Most of us grow up thinking that animals either eat or ignore each other, but close observation reveals much more complex relationships, such as symbiosis, the long-term relationship of species that have evolved to live together.
Symbiosis can take several forms, depending on the costs and benefits for each species: With parasitism, one species benefits to the detriment of the other; with commensalism, one species benefits with no apparent benefit or detriment to the other; and with mutualism, both species benefit. These relationships can occur within or between kingdoms, such as between plants and animals, and some species can take on more than one symbiotic role in the course of their lives.
A well-known — but not completely understood — example of symbiosis in humans is our relationship with the microbes in our intestines. We have a mutualistic relationship with some, which help us process our food; other microbes and larger organisms living there may benefit from the food we provide but make us sick. New research is showing that the kind of microbes we have in our guts can go way beyond breaking down food and actually affect brain function.
One insect family — ants, of which there are more than 14,000 species — demonstrates all three forms of symbiosis. Leafcutter ants, for example, cut and process leaves that they bring to their nests to serve as a medium to grow fungus in “gardens.” New queens carry some residual fungus in a pocket in their bodies so they can start their own gardens.
In this mutualistic relationship, the ants help the fungus survive and spread, and the ants get nutrition from eating the resulting “crop.” This two-step farming strategy seems pretty complex for an insect with a decentralized nervous system, but somehow it got hard-wired into the genes of leafcutter ants millions of years ago.
Some ants grow insects that are to the ants what milk cows are to us. Aphids are the best example of these “livestock.” Instead of producing milk, they excrete a sugary substance known as honeydew through readily accessible tubes on their backs. The ants stroke the aphids to “milk” them for the honeydew.
And just like any good farmer, the ants protect their livestock from predators and even, in some cases, move them to more nutritious “pastures” so that both species prosper. Research shows that a substance on the ants’ feet helps calm the aphids and keeps their wings from developing, so they’re easier to manage.
Some ants farm other insects, as I found out this summer. I spotted some medium-sized ants, along with the eggs and tiny larvae (less than one-quarter inch) of treehoppers, on the underside of several leaves of the giant sunflowers I had planted next to my house.
At least one adult treehopper was on each leaf, too. They were harder to spot because of their appearance — they looked like jagged pieces of mottled-brown leaves. Treehoppers typically raise their young communally to share the parenting chore of guarding the eggs from predators.
For weeks, the ants hovered over and circled around the treehopper larvae but did not move them and didn’t seem to have other pronounced interactions with them. Although I assumed the ants were feeding off the excretions of the treehoppers, the larvae were so small that observing the actual transaction was another matter, even with the small magnifying glass I have. Any time I disturbed the leaf, however, as when I turned them over to photograph the “farm,” ants would charge out to meet the threat.
With more than 1,000 ant species in North America, identifying a particular species is difficult, although observing such a symbiotic relationship helps narrow down the possibilities. Different species of ants will farm different species of insects, with some ants obligated to only one species or genus of livestock. The ants on my sunflowers were obviously not aphid farmers, since they showed no interest in aphid larvae that showed up on another sunflower leaf at the end of the growing season.

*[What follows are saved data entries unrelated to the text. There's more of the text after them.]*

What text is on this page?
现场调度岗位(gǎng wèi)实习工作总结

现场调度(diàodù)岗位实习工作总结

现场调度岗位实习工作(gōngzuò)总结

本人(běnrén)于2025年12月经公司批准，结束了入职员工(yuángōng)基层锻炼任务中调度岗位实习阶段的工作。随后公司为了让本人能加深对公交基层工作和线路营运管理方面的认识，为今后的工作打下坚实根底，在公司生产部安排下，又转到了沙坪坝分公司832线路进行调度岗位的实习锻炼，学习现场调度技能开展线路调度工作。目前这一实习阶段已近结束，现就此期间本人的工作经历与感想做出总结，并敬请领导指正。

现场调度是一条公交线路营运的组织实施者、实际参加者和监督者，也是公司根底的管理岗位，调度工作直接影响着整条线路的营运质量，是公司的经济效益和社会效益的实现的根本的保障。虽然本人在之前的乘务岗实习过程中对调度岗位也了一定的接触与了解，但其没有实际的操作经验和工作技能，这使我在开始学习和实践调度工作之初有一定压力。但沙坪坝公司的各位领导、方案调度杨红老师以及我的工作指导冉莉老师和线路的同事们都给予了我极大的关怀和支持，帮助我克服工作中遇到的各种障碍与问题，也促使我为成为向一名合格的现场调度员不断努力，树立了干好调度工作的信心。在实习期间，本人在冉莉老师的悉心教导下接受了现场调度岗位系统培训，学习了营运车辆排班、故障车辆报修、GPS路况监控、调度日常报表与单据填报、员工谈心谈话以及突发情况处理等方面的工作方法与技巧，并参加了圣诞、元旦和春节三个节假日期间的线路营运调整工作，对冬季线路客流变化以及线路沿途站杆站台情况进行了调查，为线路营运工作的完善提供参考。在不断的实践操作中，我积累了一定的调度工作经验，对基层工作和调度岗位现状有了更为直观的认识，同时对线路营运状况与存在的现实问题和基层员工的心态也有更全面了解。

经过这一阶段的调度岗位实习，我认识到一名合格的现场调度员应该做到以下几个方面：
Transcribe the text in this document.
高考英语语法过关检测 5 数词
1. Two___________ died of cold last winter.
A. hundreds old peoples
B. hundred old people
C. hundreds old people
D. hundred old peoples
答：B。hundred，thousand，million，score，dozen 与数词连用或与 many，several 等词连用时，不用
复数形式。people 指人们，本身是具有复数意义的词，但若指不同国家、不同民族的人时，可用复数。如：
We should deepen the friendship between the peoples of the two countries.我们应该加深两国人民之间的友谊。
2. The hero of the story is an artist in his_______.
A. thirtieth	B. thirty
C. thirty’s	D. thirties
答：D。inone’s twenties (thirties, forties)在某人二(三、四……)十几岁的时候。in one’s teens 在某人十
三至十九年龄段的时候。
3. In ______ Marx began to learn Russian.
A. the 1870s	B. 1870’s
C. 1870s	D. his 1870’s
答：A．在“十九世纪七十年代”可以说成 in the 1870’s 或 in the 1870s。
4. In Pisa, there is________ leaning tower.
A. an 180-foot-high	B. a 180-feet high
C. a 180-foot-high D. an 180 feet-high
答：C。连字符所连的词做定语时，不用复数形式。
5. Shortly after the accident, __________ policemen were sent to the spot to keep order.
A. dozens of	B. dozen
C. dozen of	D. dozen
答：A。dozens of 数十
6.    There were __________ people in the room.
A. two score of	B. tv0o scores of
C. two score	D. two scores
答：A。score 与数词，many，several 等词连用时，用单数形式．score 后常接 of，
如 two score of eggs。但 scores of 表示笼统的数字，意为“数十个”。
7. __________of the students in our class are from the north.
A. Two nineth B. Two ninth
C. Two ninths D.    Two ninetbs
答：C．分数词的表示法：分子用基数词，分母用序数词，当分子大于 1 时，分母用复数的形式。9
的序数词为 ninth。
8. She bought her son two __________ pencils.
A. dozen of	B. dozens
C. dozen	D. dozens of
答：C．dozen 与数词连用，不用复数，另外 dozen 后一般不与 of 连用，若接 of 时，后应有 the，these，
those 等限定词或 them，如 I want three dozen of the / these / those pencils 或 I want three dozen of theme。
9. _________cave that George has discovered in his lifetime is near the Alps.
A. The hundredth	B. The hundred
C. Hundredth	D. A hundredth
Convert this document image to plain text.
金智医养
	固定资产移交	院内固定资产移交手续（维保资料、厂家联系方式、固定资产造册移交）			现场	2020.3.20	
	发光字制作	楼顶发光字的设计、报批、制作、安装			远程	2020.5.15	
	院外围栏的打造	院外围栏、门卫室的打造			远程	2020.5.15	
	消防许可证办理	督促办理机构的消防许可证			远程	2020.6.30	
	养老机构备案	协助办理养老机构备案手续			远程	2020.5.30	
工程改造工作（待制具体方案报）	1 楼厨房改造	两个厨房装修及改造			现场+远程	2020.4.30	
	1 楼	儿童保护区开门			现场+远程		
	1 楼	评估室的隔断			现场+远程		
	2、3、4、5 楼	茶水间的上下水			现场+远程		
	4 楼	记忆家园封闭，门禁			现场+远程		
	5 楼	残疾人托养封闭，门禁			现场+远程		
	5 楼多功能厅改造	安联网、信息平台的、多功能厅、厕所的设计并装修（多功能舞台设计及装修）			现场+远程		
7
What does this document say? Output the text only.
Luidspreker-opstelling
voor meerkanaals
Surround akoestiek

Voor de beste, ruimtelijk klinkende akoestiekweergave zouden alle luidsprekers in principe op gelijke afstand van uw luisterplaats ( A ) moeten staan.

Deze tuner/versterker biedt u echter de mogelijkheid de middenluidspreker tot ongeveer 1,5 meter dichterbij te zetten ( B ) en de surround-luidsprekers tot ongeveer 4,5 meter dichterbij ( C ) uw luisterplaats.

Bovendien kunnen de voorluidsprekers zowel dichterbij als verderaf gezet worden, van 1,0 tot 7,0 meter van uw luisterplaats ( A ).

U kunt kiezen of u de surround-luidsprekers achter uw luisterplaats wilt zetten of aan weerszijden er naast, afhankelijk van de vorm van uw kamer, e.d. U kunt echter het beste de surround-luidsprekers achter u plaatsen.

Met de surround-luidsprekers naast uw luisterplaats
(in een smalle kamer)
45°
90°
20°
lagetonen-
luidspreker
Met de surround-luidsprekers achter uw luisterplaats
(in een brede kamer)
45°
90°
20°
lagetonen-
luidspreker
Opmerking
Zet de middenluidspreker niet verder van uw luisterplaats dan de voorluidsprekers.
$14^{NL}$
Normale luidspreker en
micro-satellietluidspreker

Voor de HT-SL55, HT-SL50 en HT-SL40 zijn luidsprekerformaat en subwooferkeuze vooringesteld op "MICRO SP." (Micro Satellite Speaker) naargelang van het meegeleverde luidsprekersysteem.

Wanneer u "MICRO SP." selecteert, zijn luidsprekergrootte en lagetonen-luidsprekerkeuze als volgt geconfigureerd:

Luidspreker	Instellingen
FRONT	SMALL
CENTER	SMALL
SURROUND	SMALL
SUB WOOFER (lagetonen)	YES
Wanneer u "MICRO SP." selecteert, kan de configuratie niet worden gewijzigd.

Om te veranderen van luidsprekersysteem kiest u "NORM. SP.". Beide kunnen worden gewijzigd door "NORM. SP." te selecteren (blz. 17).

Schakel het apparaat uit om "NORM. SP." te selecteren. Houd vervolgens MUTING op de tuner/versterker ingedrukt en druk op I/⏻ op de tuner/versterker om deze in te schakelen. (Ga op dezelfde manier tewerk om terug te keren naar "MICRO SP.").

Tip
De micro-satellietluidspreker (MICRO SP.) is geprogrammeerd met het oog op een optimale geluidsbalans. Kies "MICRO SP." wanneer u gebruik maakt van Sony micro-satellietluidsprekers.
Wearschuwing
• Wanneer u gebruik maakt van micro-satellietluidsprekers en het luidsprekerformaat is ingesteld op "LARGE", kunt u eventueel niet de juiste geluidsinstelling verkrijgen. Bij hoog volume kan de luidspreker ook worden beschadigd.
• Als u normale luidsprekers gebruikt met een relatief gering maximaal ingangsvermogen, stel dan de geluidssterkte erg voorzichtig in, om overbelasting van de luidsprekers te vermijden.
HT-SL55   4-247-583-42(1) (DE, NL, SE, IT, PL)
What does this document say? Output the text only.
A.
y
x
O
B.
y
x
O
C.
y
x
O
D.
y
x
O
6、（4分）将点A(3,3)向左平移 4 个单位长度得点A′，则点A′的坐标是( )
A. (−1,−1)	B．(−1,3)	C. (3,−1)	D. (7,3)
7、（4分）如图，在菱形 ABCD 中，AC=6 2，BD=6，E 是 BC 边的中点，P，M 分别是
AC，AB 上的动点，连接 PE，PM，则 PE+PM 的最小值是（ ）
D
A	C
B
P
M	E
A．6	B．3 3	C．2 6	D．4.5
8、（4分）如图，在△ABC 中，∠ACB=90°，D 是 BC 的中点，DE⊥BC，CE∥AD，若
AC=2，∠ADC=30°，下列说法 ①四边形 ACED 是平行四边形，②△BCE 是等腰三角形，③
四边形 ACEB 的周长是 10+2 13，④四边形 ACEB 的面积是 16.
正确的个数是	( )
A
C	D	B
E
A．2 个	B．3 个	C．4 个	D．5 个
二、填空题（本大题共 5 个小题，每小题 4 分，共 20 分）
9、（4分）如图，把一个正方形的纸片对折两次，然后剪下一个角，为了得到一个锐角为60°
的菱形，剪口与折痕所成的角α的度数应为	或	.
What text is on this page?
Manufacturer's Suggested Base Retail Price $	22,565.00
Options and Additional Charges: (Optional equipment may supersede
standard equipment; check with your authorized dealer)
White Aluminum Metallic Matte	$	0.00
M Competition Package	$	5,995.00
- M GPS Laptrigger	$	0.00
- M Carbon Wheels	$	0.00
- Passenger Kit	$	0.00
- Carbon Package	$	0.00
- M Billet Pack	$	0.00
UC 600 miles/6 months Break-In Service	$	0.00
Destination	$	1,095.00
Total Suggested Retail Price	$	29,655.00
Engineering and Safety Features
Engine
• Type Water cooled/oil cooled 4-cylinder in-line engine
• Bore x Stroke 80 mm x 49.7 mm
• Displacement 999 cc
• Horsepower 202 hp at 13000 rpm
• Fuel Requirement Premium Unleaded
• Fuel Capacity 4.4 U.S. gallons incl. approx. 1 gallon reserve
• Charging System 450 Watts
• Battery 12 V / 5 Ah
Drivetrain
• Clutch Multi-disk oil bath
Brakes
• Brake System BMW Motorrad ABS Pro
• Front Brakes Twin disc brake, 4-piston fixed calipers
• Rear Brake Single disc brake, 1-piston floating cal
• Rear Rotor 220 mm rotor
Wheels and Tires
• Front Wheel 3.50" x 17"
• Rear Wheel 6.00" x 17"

After perusing some great ant references in the Rappahannock County Library’s conservation collection and numerous websites, I threw up my hands and took photos of the farming operation, along with some of other invertebrates I couldn’t ID, to Jim McNeil — the entomology professor at the Smithsonian-Mason School of Conservation. He has a great sense of humor, obvious passion for his chosen profession and the rare ability to explain the complex mysteries of the bug world in terms a non-expert like myself can understand.
After doing some research, Jim emailed me to say he was “pretty confident” that the treehopper is Entylia carinata (sometimes called a keeled treehopper) but wasn’t sure about the ant. The photos weren’t great, so I was happy to find a specimen of the ant, which I’d misplaced, and took it to Jim last week. Knowing the livestock helps in identifying the species of the farmer, since several ant species are associated with the treehoppers.
Jim emailed me the next day to say he had come up with “a pretty solid ID” of the specimen — a worker in the Camponotus castaneus species. Although in the carpenter-ant genus, these ants “have been documented tending aphids and treehoppers.” BugGuide.net lists one of this species’ common names as “reddish carpenter ant.”
I also asked Jim if the ants really were farming the larvae or just hanging around for some other reason, since I couldn’t see whether the ants were eating anything excreted by the larvae. He said that, unlike aphid larvae, which excrete large globes of honeydew, treehopper larvae excrete much less waste, so it’s hard to see the interaction without the proper equipment. These ants also don’t seem to milk the treehoppers, from what I’ve observed.
The remains of the sunflowers are now in my compost pile. I miss observing the amazing assortment of invertebrates that showed up on them — from pollinators to predators and parasites, to the farming ants and their livestock. It was a huge return for just throwing a few seeds in the ground.